Before heading down this route, consider a few things.

Is it worth it? This layer of abstration will mean that a developer must first understand your pipe function well before they can understand your coordaintor functions. If your project is small, this may not be worth it.
The pipe function is a little tricky. Make sure everyone on your team is fully on board and understands your pipe implementation deeply. Having the entire team fully understand and feel ownership over all their code is more important than having clever code such as pipe.

With those warnings aside, here’s an example pipe implementation. It doesn’t do any monitoring yet, but it does handle logging and short circuiting. You can probably imagine how monitoring could be added without much trouble.

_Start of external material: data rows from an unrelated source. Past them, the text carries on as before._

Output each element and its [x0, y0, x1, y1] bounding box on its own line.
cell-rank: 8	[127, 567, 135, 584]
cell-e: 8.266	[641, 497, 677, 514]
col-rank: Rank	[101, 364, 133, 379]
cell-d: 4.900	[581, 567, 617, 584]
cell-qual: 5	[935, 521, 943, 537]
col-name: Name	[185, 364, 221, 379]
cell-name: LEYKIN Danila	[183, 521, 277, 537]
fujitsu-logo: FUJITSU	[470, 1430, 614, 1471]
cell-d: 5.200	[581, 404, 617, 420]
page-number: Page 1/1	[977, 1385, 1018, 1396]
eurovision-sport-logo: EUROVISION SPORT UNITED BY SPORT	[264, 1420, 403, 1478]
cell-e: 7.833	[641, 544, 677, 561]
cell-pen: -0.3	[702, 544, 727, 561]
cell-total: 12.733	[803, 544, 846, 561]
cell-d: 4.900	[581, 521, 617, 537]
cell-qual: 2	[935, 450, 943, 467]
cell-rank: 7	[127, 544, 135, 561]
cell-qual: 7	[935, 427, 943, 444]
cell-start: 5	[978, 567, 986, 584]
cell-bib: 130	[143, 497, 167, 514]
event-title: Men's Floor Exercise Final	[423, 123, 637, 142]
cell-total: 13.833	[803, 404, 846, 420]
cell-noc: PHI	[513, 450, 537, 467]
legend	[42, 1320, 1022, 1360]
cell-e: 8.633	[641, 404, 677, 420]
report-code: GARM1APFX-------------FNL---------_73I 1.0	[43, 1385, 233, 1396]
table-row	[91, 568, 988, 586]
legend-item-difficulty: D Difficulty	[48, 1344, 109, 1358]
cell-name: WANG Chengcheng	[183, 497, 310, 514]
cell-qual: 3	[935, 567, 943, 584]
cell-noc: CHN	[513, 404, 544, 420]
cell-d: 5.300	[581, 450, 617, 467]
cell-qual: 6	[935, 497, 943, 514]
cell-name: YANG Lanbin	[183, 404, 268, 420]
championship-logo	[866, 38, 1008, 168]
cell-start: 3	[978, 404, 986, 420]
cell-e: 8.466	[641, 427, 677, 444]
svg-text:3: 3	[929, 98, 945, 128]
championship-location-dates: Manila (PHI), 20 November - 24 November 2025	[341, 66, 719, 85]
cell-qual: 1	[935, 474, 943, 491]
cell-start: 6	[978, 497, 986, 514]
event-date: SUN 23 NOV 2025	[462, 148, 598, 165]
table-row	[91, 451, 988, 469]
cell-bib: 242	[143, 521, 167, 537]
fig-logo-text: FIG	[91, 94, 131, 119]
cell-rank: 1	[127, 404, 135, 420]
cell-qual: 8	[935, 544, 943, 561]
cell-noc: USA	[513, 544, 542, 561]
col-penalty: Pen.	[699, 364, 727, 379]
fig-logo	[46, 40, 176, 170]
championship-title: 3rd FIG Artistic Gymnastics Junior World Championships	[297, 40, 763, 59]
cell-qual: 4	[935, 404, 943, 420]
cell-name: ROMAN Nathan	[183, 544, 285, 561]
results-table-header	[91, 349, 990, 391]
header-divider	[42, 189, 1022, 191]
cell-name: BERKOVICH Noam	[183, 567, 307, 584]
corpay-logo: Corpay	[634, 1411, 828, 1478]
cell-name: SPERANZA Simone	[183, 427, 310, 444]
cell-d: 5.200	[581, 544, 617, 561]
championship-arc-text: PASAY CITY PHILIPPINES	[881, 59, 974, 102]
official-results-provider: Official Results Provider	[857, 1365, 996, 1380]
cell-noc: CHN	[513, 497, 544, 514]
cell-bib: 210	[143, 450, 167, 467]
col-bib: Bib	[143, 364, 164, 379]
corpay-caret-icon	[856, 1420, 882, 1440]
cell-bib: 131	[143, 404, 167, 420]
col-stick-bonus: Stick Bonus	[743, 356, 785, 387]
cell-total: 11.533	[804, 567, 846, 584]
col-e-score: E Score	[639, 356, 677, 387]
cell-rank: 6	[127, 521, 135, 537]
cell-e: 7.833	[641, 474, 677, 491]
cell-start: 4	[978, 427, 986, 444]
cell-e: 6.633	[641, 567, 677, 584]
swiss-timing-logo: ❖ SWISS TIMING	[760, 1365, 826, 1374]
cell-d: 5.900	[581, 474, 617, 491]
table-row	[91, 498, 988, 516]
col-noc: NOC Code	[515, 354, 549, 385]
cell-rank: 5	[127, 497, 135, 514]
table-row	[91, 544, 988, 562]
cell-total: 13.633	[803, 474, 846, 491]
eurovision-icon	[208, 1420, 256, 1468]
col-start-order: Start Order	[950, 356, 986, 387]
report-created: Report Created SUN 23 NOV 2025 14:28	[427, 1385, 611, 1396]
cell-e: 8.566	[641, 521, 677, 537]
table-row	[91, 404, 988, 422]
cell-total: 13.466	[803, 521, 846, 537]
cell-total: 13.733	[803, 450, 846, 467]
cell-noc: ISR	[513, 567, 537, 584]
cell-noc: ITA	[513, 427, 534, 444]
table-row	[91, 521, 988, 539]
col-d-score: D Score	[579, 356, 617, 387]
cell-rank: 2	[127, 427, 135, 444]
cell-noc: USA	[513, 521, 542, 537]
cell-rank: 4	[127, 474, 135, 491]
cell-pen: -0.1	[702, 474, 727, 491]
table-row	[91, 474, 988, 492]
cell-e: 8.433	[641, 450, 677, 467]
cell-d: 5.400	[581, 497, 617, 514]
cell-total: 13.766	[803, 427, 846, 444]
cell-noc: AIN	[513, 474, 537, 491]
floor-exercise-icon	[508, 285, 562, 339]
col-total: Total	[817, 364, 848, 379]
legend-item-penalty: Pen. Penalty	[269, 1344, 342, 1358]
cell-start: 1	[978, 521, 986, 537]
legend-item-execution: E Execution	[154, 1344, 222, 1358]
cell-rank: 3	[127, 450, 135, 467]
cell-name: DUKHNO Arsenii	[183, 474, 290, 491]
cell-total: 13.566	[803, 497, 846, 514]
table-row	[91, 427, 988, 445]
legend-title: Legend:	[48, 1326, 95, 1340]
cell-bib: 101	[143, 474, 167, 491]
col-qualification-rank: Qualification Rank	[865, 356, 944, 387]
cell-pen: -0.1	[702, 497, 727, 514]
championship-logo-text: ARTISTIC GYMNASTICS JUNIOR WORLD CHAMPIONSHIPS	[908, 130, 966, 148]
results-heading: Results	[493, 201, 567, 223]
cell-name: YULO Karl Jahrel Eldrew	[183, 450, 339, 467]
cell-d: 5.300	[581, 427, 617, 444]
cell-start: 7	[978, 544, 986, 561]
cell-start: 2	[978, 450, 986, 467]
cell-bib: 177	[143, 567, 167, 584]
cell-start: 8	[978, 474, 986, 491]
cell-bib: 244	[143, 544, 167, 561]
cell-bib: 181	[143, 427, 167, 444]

export const pipe = R.curry(
  (opts: { logError?: Function }, fns: Function[]) => {
    const { logError = () => {} } = opts;

    return async input => {
      let ctx = { input };
      for (let fn of fns) {
        const result = await fn(ctx);
        if (isFailable(result)) {
          if (result.success) {
            ctx = result.payload!;
          } else {
            logError(result.error);
            return result;
          }
        } else {
          ctx = result;
        }
      }
      return success(ctx);
    };
  }
);

Pipe assumes that the result of each function will get passed into the next function. Thefore you might make each function accept and return a context object that can accumulate state (depending on your needs). This means that every function has to conform to this, which can be annoying.

To make this situation a bit better, I created this function:

export function mapContext(fn, inputProp, outputProp) {
  return async ctx => {
    const result = await fn(inputProp ? ctx[inputProp] : ctx);
    let mappedResult;
    if (isFailable(result)) {
      mappedResult = mapFailable(
        payload => ({ ...ctx, [outputProp]: payload }),
        result
      );
    } else {
      mappedResult = { ...ctx, [outputProp]: result };
    }
    return mappedResult;
  };
}

It allows you to take a value from your context object and use it as an argument to your function and map the result of that function back into the context object. This way you can put functions unaware of this context into your pipe.

The last problem I ran into with pipe’s handling of failables. It never passes failables through. Instead it unwraps them. If it is a failure, it logs the error and returns immediately. If it is successful, it returns the unwrapped payload. In one case, there was one type of error that I wanted to ignore. In order to handle this, I created a function to wrap a failable in a success. This way the payload will be another raw failable. Then the next function in the pipe can inspect the error and decide whether or not to return another failure.

It is trivial, but here is a utility to wrap the failable for you in this case.

export function catchFailable(fn) {
  return async (...args) => {
    const result = await fn(...args);
    return success(result);
  };
}

And finally, here is a coordinator function that uses all these utilities.

const buildCoordinator = pipe({
  logError: logger.error.bind(logger)
});

export const createUpvote = buildCoordinator([
  mapContext(validateCreateUpvoteInput, "input", "validatedInput"),
  mapContext(buildUpvote, "validatedInput", "upvote"),
  mapContext(buildInsertUpvoteCommand, "upvote", "insertUpvoteCmd"),
  mapContext(catchFailable(db.query), "insertUpvoteCmd", "insertUpvoteFailable"),
  mapContext(
    transformInsertUpvoteFailure,
    "insertUpvoteFailable",
    "upvoteAlreadyExisted"
  ),
  mapContext(
    buildFetchUpvoteByCompositeIdCommandIfUpvoteAlreadyExisted,
    undefined,
    "fetchUpvoteCmd"
  ),
  mapContext(db.query, "fetchUpvoteCmd", "existingUpvoteQueryResult"),
  buildCreateUpvoteResult
]);

After writing this, I think it would be best to use wrap only in cases where the function being wrapped is not specific to our coordinator. In cases where the function wrapped is specific to the coordinator, we might as well just make that function aware of the context and avoid the mental overhead caused by the wrapper.

[1] This is a rough estimate from my recollection. I did not take the time to do a code analysis for this post.